An ideal black body at room temperature is thrown into a furnance.It is observed that

To solve the question about an ideal black body being thrown into a furnace, we can break down the process into clear steps: ### Step 1: Understanding the Black Body An ideal black body is defined as a perfect absorber and emitter of electromagnetic radiation. It absorbs all incident radiation regardless of frequency or angle of incidence. **Hint:** Remember that a black body does not reflect any light; it absorbs all incoming radiation. ### Step 2: Initial Condition When the black body is at room temperature and is thrown into a furnace, it is initially at a lower temperature than the furnace. At this point, it will absorb the heat from the furnace. **Hint:** Consider how temperature affects the emission and absorption of radiation. ### Step 3: Appearance of the Black Body Since the black body absorbs all incident radiation, it will appear dark when it first enters the furnace. This is because it is not yet emitting any visible light; it is only absorbing energy. **Hint:** Think about why objects appear dark or bright based on their absorption and emission properties. ### Step 4: Equilibrium Temperature As the black body continues to absorb heat from the furnace, its temperature will rise. Eventually, it will reach thermal equilibrium with the furnace, meaning its temperature will equal that of the furnace. **Hint:** What happens when two objects at different temperatures come into contact? ### Step 5: Emission of Radiation Once the black body reaches the same temperature as the furnace, it will start to emit radiation.

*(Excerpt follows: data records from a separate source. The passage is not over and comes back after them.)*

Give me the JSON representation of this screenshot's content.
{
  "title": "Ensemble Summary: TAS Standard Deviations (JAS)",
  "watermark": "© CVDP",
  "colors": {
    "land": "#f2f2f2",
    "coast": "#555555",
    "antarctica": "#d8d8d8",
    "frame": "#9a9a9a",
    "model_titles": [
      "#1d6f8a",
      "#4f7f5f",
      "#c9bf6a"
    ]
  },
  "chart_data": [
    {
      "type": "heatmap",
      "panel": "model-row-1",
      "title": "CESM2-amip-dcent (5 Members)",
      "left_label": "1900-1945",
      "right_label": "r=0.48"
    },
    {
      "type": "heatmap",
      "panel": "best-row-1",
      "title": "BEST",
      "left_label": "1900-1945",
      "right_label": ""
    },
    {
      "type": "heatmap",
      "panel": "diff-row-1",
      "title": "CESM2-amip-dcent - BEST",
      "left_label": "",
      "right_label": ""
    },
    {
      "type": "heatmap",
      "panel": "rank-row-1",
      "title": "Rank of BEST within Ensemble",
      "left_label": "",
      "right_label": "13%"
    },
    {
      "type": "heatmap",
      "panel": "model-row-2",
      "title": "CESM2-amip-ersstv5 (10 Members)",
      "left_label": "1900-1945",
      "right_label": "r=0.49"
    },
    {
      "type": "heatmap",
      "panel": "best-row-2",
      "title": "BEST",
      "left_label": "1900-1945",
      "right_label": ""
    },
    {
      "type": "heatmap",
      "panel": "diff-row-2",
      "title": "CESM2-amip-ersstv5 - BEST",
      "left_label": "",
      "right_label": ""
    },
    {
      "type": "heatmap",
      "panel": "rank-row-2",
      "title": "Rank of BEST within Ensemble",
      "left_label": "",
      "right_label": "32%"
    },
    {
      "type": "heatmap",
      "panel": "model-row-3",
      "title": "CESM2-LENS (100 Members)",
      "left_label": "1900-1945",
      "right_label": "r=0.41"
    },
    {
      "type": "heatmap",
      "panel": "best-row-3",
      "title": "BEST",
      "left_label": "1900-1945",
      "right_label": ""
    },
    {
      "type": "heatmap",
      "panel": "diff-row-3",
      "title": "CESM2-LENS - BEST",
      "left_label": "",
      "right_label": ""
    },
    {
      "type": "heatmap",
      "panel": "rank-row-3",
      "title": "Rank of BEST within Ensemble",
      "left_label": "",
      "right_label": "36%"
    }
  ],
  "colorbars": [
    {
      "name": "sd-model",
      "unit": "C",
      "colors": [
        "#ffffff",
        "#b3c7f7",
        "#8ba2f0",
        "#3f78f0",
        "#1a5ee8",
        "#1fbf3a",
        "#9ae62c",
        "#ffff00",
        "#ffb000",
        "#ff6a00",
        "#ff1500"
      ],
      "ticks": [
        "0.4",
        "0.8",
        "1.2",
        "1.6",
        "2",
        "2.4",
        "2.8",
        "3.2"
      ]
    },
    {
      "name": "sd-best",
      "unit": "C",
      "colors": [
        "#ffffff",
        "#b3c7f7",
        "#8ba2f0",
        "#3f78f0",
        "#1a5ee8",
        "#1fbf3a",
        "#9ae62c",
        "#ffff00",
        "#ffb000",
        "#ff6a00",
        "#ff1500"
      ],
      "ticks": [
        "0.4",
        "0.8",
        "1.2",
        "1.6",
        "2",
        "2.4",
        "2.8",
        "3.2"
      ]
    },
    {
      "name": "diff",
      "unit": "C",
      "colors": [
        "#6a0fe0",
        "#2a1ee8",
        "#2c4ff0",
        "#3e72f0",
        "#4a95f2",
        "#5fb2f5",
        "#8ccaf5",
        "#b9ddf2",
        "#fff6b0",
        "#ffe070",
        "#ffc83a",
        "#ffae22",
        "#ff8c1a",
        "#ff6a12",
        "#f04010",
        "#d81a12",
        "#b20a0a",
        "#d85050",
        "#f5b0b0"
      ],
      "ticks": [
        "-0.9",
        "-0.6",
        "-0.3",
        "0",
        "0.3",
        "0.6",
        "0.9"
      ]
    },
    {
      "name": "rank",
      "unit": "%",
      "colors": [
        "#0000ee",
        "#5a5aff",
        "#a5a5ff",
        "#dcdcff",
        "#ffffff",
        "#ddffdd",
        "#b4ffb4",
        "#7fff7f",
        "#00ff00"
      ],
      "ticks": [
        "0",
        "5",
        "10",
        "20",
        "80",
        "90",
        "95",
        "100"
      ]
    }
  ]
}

At this point, it will emit energy in the form of electromagnetic radiation, which can include visible light. **Hint:** Consider how the emission of radiation changes with temperature. ### Step 6: Brightness of the Black Body As the black body emits radiation, it will appear to glow and will be at its brightest when its temperature is equal to that of the furnace. This is due to the black body radiating energy effectively at this temperature. **Hint:** Recall the relationship between temperature and the intensity of emitted radiation. ### Conclusion Initially, the black body appears dark as it absorbs energy, and once it reaches the temperature of the furnace, it starts to emit radiation and appears bright. **Final Answer:** The correct option is that the black body is initially dark and later becomes the brightest when its temperature equals that of the furnace.